Reformulation of Klein-Gordon coupled to gravity in causal set terms

Discretization of the continuum action for causal sets

Proposal of a discrete action for causal set dynamics

Abstract

The goal of this paper is to propose an approach to the formulation of dynamics for causal sets and coupled matter fields. We start from the continuum version of the action for a Klein-Gordon field coupled to gravity, and rewrite it first using quantities that have a direct correspondent in the case of a causal set, namely volumes, causal relations, and timelike lengths, as variables to describe the geometry.

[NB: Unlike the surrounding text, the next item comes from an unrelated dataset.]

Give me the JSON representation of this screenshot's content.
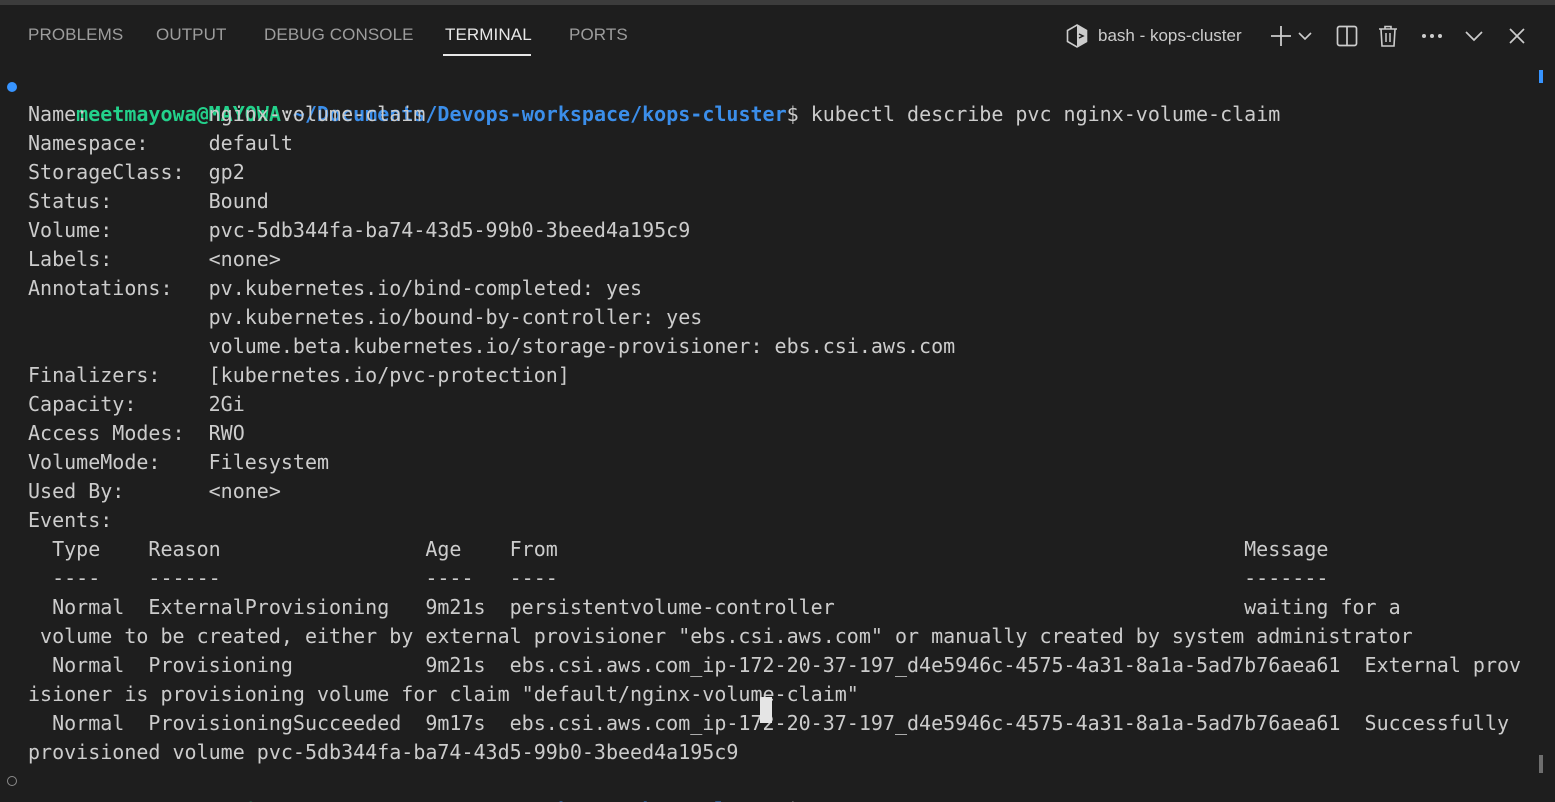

In this step, the local Lagrangian density $L(f;x)$ for a set of fields $f$ is recast into a quasilocal expression $L_0(f;p,q)$ that depends on pairs of causally related points $p \prec q$ and is a function of the values of $f$ in the Alexandrov set defined by those points, and whose limit as $p$ and $q$ approach a common point $x$ is $L(f;x)$. We then describe how to discretize $L_0(f;p,q)$, and use it to define a discrete action.